In the first post about movie2vec we closed with the idea to use a recurrent network to encode a sequence of words as a fixed vector. First, let us summarize what we got so far: We trained an embedding model of plot keywords of movies by constructing a graph that encodes the relation between the words. Thus, each word is represented by x-dim vector in the feature space.
To learn something about the knowledge encoded by such a system, we used the embedding to learn a simple softmax model that predicts if a certain concept is present in a movie or not; we used handpicked genres for this task. To convert the sequence of the embedding vectors into a fixed length vector, we averaged all vectors and the result was used as the input to the softmax. This is our baseline.
But such a model is too simple to capture higher-order correlations which is why we decided to use a recurrent network for the transformation. We got our inspiration from a Theano example that used recurrent networks to predict the sentiment of a review. The idea is to average the hidden representation over time which leads to a fixed vector that is fed into the softmax layer to get the prediction.
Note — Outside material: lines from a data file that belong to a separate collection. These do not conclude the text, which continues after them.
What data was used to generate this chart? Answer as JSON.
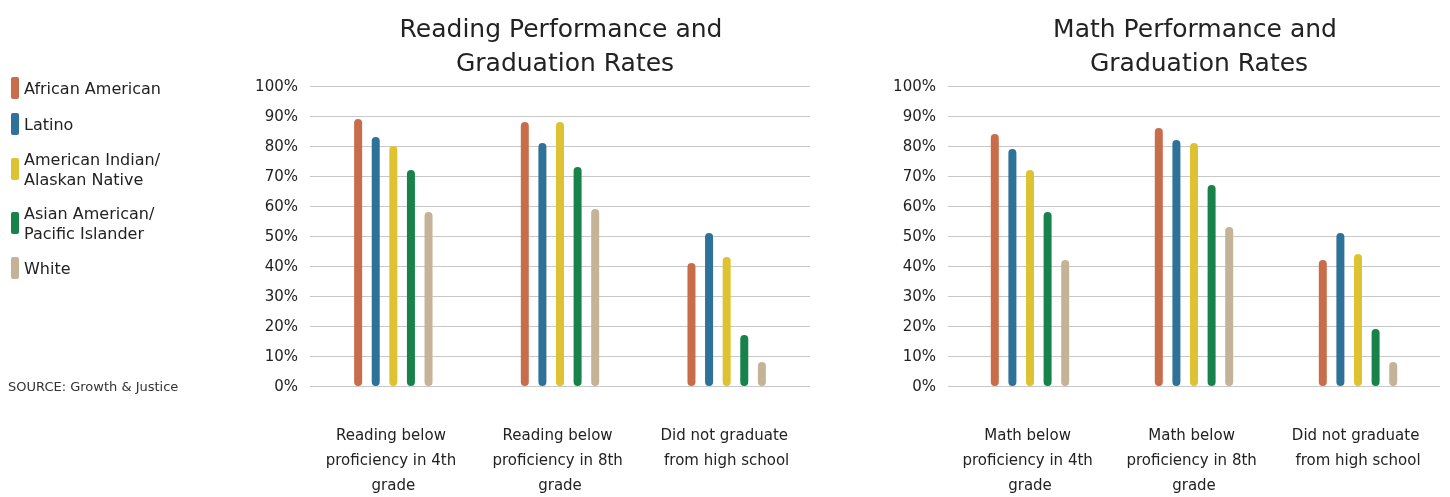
{
  "chart_data": [
    {
      "type": "bar",
      "title": "Reading Performance and Graduation Rates",
      "categories": [
        "Reading below proficiency in 4th grade",
        "Reading below proficiency in 8th grade",
        "Did not graduate from high school"
      ],
      "series": [
        {
          "name": "African American",
          "color": "#c86c4a",
          "values": [
            89,
            88,
            41
          ]
        },
        {
          "name": "Latino",
          "color": "#2e7199",
          "values": [
            83,
            81,
            51
          ]
        },
        {
          "name": "American Indian/ Alaskan Native",
          "color": "#dfc232",
          "values": [
            80,
            88,
            43
          ]
        },
        {
          "name": "Asian American/ Pacific Islander",
          "color": "#17834b",
          "values": [
            72,
            73,
            17
          ]
        },
        {
          "name": "White",
          "color": "#c4b397",
          "values": [
            58,
            59,
            8
          ]
        }
      ],
      "ylim": [
        0,
        100
      ],
      "yticks": [
        {
          "value": 0,
          "label": "0%"
        },
        {
          "value": 10,
          "label": "10%"
        },
        {
          "value": 20,
          "label": "20%"
        },
        {
          "value": 30,
          "label": "30%"
        },
        {
          "value": 40,
          "label": "40%"
        },
        {
          "value": 50,
          "label": "50%"
        },
        {
          "value": 60,
          "label": "60%"
        },
        {
          "value": 70,
          "label": "70%"
        },
        {
          "value": 80,
          "label": "80%"
        },
        {
          "value": 90,
          "label": "90%"
        },
        {
          "value": 100,
          "label": "100%"
        }
      ],
      "grid": "y",
      "legend": "left",
      "annotations": [
        "SOURCE: Growth & Justice"
      ]
    },
    {
      "type": "bar",
      "title": "Math Performance and Graduation Rates",
      "categories": [
        "Math below proficiency in 4th grade",
        "Math below proficiency in 8th grade",
        "Did not graduate from high school"
      ],
      "series": [
        {
          "color": "#c86c4a",
          "values": [
            84,
            86,
            42
          ]
        },
        {
          "color": "#2e7199",
          "values": [
            79,
            82,
            51
          ]
        },
        {
          "color": "#dfc232",
          "values": [
            72,
            81,
            44
          ]
        },
        {
          "color": "#17834b",
          "values": [
            58,
            67,
            19
          ]
        },
        {
          "color": "#c4b397",
          "values": [
            42,
            53,
            8
          ]
        }
      ],
      "ylim": [
        0,
        100
      ],
      "yticks": [
        {
          "value": 0,
          "label": "0%"
        },
        {
          "value": 10,
          "label": "10%"
        },
        {
          "value": 20,
          "label": "20%"
        },
        {
          "value": 30,
          "label": "30%"
        },
        {
          "value": 40,
          "label": "40%"
        },
        {
          "value": 50,
          "label": "50%"
        },
        {
          "value": 60,
          "label": "60%"
        },
        {
          "value": 70,
          "label": "70%"
        },
        {
          "value": 80,
          "label": "80%"
        },
        {
          "value": 90,
          "label": "90%"
        },
        {
          "value": 100,
          "label": "100%"
        }
      ],
      "grid": "y"
    }
  ]
}
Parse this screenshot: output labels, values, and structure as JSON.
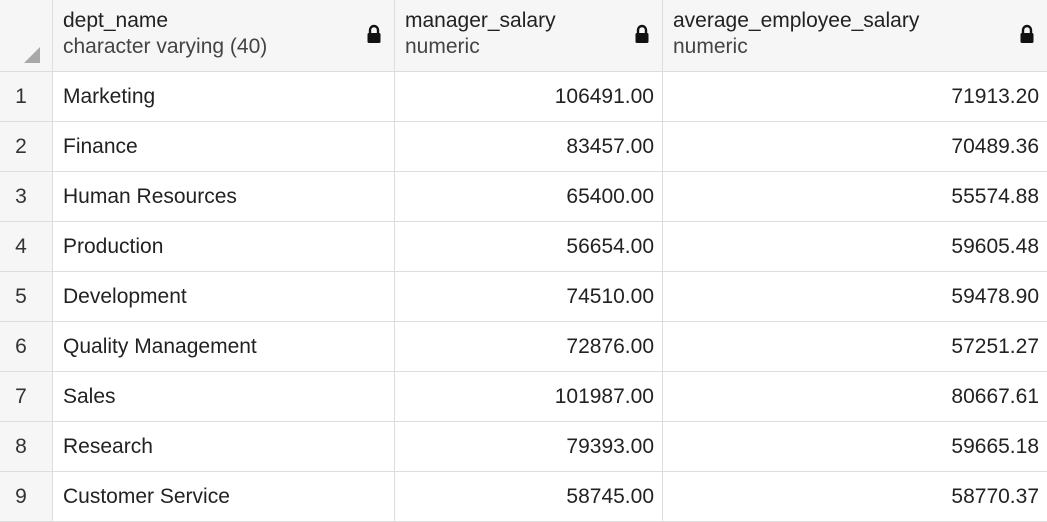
{
  "columns": [
    {
      "name": "dept_name",
      "type": "character varying (40)"
    },
    {
      "name": "manager_salary",
      "type": "numeric"
    },
    {
      "name": "average_employee_salary",
      "type": "numeric"
    }
  ],
  "rows": [
    {
      "num": "1",
      "dept_name": "Marketing",
      "manager_salary": "106491.00",
      "average_employee_salary": "71913.20"
    },
    {
      "num": "2",
      "dept_name": "Finance",
      "manager_salary": "83457.00",
      "average_employee_salary": "70489.36"
    },
    {
      "num": "3",
      "dept_name": "Human Resources",
      "manager_salary": "65400.00",
      "average_employee_salary": "55574.88"
    },
    {
      "num": "4",
      "dept_name": "Production",
      "manager_salary": "56654.00",
      "average_employee_salary": "59605.48"
    },
    {
      "num": "5",
      "dept_name": "Development",
      "manager_salary": "74510.00",
      "average_employee_salary": "59478.90"
    },
    {
      "num": "6",
      "dept_name": "Quality Management",
      "manager_salary": "72876.00",
      "average_employee_salary": "57251.27"
    },
    {
      "num": "7",
      "dept_name": "Sales",
      "manager_salary": "101987.00",
      "average_employee_salary": "80667.61"
    },
    {
      "num": "8",
      "dept_name": "Research",
      "manager_salary": "79393.00",
      "average_employee_salary": "59665.18"
    },
    {
      "num": "9",
      "dept_name": "Customer Service",
      "manager_salary": "58745.00",
      "average_employee_salary": "58770.37"
    }
  ],
  "icons": {
    "column_lock": "lock-icon",
    "select_all": "select-all-corner-icon"
  }
}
This is exactly what we need, to turn a sequence of words, the embeddings to be precise, into a shared representation that can be used to represent a movie. A drawback is that the learned features are driven by labels which limits the use of them. However, a more severe problem is that in contrast to real NLP problems, a sequence of plot keywords does not have an order. Therefore, we need to investigate how this interacts with the model dynamics and how we can find a deterministic way to ensure consistent encoding of sequences.
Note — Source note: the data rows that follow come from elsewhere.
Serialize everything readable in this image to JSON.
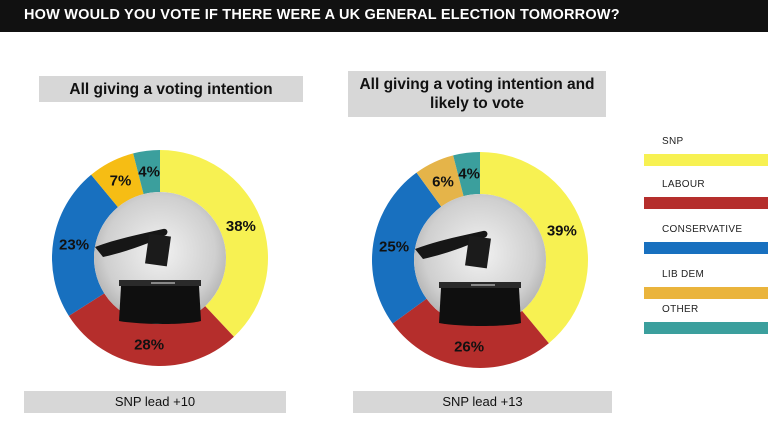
{
  "header": {
    "title": "HOW WOULD YOU VOTE IF THERE WERE A UK GENERAL ELECTION TOMORROW?"
  },
  "legend": [
    {
      "label": "SNP",
      "color": "#f7f152"
    },
    {
      "label": "LABOUR",
      "color": "#b52e2c"
    },
    {
      "label": "CONSERVATIVE",
      "color": "#1870bf"
    },
    {
      "label": "LIB DEM",
      "color": "#eab43c"
    },
    {
      "label": "OTHER",
      "color": "#3b9f9d"
    }
  ],
  "chart_data": [
    {
      "type": "pie",
      "variant": "donut",
      "title": "All giving a voting intention",
      "categories": [
        "SNP",
        "LABOUR",
        "CONSERVATIVE",
        "LIB DEM",
        "OTHER"
      ],
      "values": [
        38,
        28,
        23,
        7,
        4
      ],
      "labels": [
        "38%",
        "28%",
        "23%",
        "7%",
        "4%"
      ],
      "colors": [
        "#f7f152",
        "#b52e2c",
        "#1870bf",
        "#f6bd14",
        "#3b9f9d"
      ],
      "footer": "SNP lead +10"
    },
    {
      "type": "pie",
      "variant": "donut",
      "title": "All giving a voting intention and likely to vote",
      "categories": [
        "SNP",
        "LABOUR",
        "CONSERVATIVE",
        "LIB DEM",
        "OTHER"
      ],
      "values": [
        39,
        26,
        25,
        6,
        4
      ],
      "labels": [
        "39%",
        "26%",
        "25%",
        "6%",
        "4%"
      ],
      "colors": [
        "#f7f152",
        "#b52e2c",
        "#1870bf",
        "#e5b449",
        "#3b9f9d"
      ],
      "footer": "SNP lead +13"
    }
  ]
}
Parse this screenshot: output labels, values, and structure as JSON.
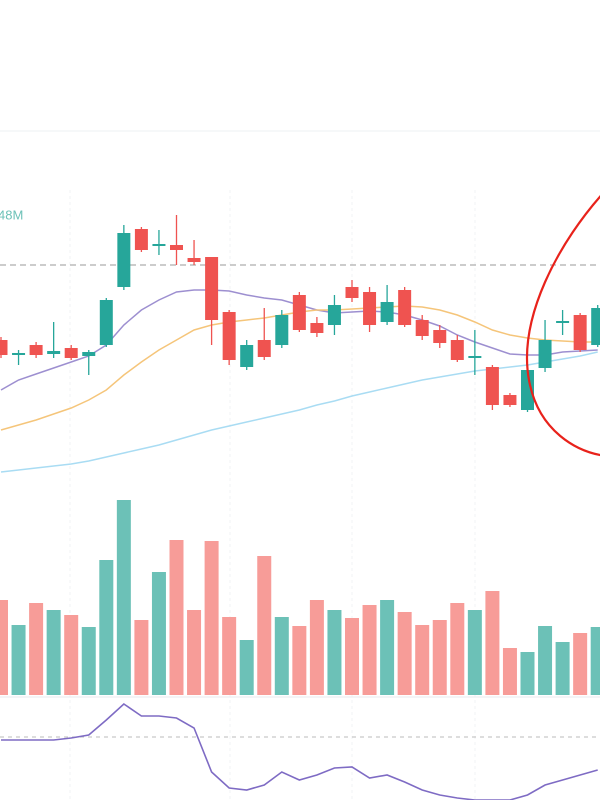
{
  "chart_data": {
    "type": "candlestick",
    "volume_label": "48M",
    "categories": [
      null,
      null,
      null,
      null,
      null,
      null,
      null,
      null,
      null,
      null,
      null,
      null,
      null,
      null,
      null,
      null,
      null,
      null,
      null,
      null,
      null,
      null,
      null,
      null,
      null,
      null,
      null,
      null,
      null,
      null,
      null,
      null,
      null,
      null,
      null
    ],
    "open": [
      16,
      14.5,
      15.5,
      14.6,
      15.2,
      14.4,
      15.5,
      21.3,
      27.1,
      25.4,
      25.5,
      24.2,
      24.3,
      18.8,
      13.3,
      16,
      15.5,
      20.5,
      17.7,
      17.5,
      21.3,
      20.8,
      17.8,
      21,
      18,
      17,
      16,
      14.2,
      13.3,
      10.5,
      9,
      13.2,
      17.7,
      18.5,
      15.5
    ],
    "high": [
      16.3,
      15,
      15.8,
      17.8,
      15.5,
      15,
      20.2,
      27.5,
      27.3,
      27,
      28.5,
      26,
      24.3,
      19,
      16,
      19.2,
      19,
      20.8,
      18.3,
      20.5,
      22,
      21.3,
      21.5,
      21.3,
      18.5,
      17.5,
      16.5,
      17,
      13.5,
      10.7,
      13.5,
      18,
      19,
      18.7,
      19.5
    ],
    "low": [
      14.2,
      13.5,
      14.2,
      14.2,
      14,
      12.5,
      15.3,
      21,
      24.8,
      24.5,
      23.5,
      23.5,
      15.5,
      13.5,
      13,
      14,
      15.2,
      16.8,
      16.3,
      16.5,
      19.8,
      16.8,
      17.5,
      17.3,
      16,
      15.2,
      13.8,
      12.5,
      9,
      9.3,
      8.8,
      12.8,
      16.5,
      14.8,
      15.3
    ],
    "close": [
      14.5,
      14.7,
      14.5,
      14.9,
      14.2,
      14.8,
      20,
      26.7,
      25,
      25.6,
      25,
      23.8,
      18,
      14,
      15.5,
      14.3,
      18.5,
      17,
      16.7,
      19.5,
      20.2,
      17.5,
      19.8,
      17.5,
      16.4,
      15.7,
      14,
      14.4,
      9.5,
      9.5,
      13,
      16,
      17.9,
      15,
      19.2
    ],
    "up_color": "#26a69a",
    "down_color": "#ef5350",
    "ylim": [
      0,
      30
    ],
    "price_line": 23.5,
    "moving_averages": [
      {
        "color": "#9d8fd0",
        "values": [
          11,
          12,
          12.6,
          13.2,
          13.8,
          14.4,
          15.5,
          17.5,
          19,
          20,
          20.8,
          21,
          21,
          20.9,
          20.5,
          20.2,
          20,
          19.5,
          19,
          18.7,
          18.8,
          18.9,
          18.8,
          18.5,
          18,
          17.4,
          16.5,
          15.8,
          15.2,
          14.6,
          14.5,
          14.5,
          14.8,
          14.9,
          15
        ]
      },
      {
        "color": "#f5c57a",
        "values": [
          7,
          7.5,
          8,
          8.6,
          9.2,
          10,
          11,
          12.5,
          13.8,
          15,
          16,
          17,
          17.5,
          17.8,
          18,
          18.2,
          18.5,
          18.8,
          19,
          19,
          19.1,
          19.2,
          19.3,
          19.4,
          19.3,
          19,
          18.5,
          17.8,
          17,
          16.5,
          16.2,
          16,
          15.9,
          15.8,
          15.8
        ]
      },
      {
        "color": "#a9dcf3",
        "values": [
          2.8,
          3,
          3.2,
          3.4,
          3.6,
          3.9,
          4.3,
          4.7,
          5.1,
          5.5,
          6,
          6.5,
          7,
          7.4,
          7.8,
          8.2,
          8.6,
          9,
          9.5,
          9.9,
          10.4,
          10.8,
          11.2,
          11.6,
          12,
          12.3,
          12.6,
          12.9,
          13.1,
          13.3,
          13.5,
          13.8,
          14.1,
          14.4,
          14.8
        ]
      }
    ],
    "volume": {
      "values": [
        95,
        70,
        92,
        85,
        80,
        68,
        135,
        195,
        75,
        123,
        155,
        85,
        154,
        78,
        55,
        139,
        78,
        69,
        95,
        85,
        77,
        90,
        95,
        83,
        70,
        75,
        92,
        85,
        104,
        47,
        43,
        69,
        53,
        62,
        68
      ],
      "ylim": [
        0,
        200
      ],
      "up_color": "#6cc1b7",
      "down_color": "#f79c98"
    },
    "indicator": {
      "values": [
        60,
        60,
        60,
        60,
        62,
        65,
        80,
        96,
        84,
        84,
        82,
        72,
        28,
        12,
        10,
        15,
        28,
        20,
        25,
        32,
        33,
        22,
        25,
        18,
        10,
        5,
        2,
        0,
        0,
        0,
        5,
        15,
        20,
        25,
        30
      ],
      "ylim": [
        0,
        100
      ],
      "color": "#7e6bc4",
      "reference_line": 63
    }
  }
}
We started with a very simple model, an recurrent Elman network with 50 hidden tanh units and a softmax with 10 units. The network was trained for some epochs with rmsprop + momentum and the model was then compared to the softmax baseline model. Because we were more interested in the errors of the model, to see what it has learned, we picked some movies and compared the top-2 predictions. It should be noted that not all genres were used for training which explains some approximations made by the model:
– softmax: 46.22% horror, 29.22% sci-fi => 75.44% confidence
– recurrent: 48.39% horror, 48.27% sci-fi => 96.66% confidence
– softmax: 60.07% horror, 24.62% sci-fi => 84.69% confidence
– recurrent: 62.48% horror, 36.39% sci-fi => 98.87% confidence
For both models, the predictions are reasonable and for Zombieland the sci-fi portion can be explained because movies with a post apocalyptic theme are often also sci-fi movies. However, it is no coincidence that the confidence of the recurrent model is usually higher than its softmax counterpart. We need to study this further, but we assume that the recurrent model better captures the correlation of the plot words and thus, the predictions have more confidence.
We just started our recurrent journey but with our first results we are confident that this is not the end but the beginning of a long and fruitful travel to the depth of a new world.